INTRODUCTION AND OBJECTIVES: The aim of this study was to investigate the effect of kinetics of C-reactive protein (CRP) in the prediction of overall survival (OS) in patients with metastatic renal cell carcinoma (mRCC) treated with a tyrosine kinase inhibitor. MATERIALS AND METHODS: The CRP in 118 cases of molecular-targeted therapy for mRCC was measured before starting the prescription of the first-line targeted agents and at the first time a CT scan was conducted during treatments. All cases were classified into higher-CRP groups and lower ones according to their data at the time of starting treatments.
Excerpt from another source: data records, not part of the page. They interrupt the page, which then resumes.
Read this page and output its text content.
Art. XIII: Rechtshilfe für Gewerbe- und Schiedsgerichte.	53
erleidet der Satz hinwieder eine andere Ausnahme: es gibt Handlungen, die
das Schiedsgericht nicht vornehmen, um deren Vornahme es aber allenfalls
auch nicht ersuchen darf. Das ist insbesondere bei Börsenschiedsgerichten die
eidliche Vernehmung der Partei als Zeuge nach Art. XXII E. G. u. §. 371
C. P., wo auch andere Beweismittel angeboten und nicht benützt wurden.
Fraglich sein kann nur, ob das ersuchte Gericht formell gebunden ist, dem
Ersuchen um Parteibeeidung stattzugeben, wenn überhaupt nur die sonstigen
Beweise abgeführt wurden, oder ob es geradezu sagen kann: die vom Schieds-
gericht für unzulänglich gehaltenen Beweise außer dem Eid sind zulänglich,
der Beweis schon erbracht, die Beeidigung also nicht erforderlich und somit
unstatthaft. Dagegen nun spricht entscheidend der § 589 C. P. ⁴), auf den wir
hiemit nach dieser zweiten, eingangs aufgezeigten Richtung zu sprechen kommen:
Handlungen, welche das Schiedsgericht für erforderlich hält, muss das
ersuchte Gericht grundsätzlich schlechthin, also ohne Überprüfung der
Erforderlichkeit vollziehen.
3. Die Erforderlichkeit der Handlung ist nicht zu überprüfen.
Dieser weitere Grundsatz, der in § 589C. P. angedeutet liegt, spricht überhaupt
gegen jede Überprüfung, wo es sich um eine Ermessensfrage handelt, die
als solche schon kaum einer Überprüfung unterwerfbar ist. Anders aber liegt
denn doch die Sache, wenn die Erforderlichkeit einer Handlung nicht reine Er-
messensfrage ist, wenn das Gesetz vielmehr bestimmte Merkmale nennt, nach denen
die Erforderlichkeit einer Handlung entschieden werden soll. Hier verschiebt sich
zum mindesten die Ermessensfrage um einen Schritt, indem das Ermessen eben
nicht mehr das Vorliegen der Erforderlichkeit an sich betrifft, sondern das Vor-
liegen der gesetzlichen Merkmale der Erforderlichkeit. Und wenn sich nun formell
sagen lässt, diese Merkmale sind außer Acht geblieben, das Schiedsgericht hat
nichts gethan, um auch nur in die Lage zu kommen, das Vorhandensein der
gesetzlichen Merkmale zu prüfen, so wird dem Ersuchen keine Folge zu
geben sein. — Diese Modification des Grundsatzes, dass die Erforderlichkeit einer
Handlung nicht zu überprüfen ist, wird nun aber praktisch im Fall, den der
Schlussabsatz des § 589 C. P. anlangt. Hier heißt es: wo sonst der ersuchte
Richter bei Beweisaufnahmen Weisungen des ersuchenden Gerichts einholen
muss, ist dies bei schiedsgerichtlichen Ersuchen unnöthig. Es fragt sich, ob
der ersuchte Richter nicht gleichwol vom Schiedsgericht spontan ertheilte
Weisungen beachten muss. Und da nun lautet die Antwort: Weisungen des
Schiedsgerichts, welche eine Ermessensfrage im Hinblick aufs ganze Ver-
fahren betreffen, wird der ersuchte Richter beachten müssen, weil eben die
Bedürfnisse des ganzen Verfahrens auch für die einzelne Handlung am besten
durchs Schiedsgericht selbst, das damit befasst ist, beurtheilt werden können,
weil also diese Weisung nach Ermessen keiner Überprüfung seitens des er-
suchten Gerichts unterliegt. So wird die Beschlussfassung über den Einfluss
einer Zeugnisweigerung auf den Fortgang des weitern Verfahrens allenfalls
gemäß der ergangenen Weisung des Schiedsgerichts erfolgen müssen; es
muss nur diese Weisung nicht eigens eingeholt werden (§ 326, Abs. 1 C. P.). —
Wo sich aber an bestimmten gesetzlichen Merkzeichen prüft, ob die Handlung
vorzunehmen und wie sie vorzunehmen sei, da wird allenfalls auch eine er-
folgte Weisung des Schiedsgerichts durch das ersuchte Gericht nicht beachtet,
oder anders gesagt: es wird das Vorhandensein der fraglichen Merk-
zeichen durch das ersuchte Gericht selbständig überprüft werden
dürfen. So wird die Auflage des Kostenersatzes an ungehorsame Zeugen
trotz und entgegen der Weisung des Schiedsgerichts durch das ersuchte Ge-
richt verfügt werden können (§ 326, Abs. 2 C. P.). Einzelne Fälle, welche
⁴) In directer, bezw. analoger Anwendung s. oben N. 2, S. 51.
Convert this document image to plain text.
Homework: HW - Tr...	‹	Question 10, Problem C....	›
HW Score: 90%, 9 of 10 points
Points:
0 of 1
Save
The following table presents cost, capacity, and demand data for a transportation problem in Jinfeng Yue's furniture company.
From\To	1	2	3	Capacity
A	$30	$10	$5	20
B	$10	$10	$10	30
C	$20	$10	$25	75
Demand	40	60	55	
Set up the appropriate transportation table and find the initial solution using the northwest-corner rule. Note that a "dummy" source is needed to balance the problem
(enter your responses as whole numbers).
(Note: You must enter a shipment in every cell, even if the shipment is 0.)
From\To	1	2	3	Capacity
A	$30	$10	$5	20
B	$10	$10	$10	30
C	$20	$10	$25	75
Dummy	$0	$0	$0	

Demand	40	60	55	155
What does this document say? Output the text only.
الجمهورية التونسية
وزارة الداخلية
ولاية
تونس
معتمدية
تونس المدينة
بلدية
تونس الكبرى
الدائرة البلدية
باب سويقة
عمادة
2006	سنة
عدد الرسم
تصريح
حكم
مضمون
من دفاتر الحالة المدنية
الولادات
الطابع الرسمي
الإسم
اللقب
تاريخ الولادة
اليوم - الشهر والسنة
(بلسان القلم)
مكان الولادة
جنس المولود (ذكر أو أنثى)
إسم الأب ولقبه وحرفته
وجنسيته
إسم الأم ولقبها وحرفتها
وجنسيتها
A higher-CRP group was further classified into 2 subgroups based on the kinetics after first-line targeted therapy: "decreased-CRP subgroup" and "nondecreased CRP subgroup." RESULTS: The median of the observation period was 23.4 months. The OS in cases with CRP higher than 0.5mg/dl was significantly worse than those in other cases (P<0.0001). Multivariate analysis revealed that the pretreated CRP (hazard ratio = 2.093; 95% CI: 1.176-3.858; P = 0.0179) was an independent predictive factor of OS. In the higher-CRP group, the OS for the decreased-CRP subgroup (1 year, 85.0%) was significantly better than those for the nondecreased CRP subgroup (1 year, 37.2%, P<0.0001). Multivariate analyses in the higher-CRP group revealed that the decrease in the CRP was an independent predictive factor for OS (hazard ratio = 0.176; 95% CI: 0.064-0.488; P = 0.0008). CONCLUSION: A decrease in CRP as well as pretreatment CRP can be a predictive factor for OS in patients with mRCC treated with a tyrosine kinase inhibitor. Cases with mRCC could be stratified into 3 groups with different prognoses using the pretreated CRP and its changes.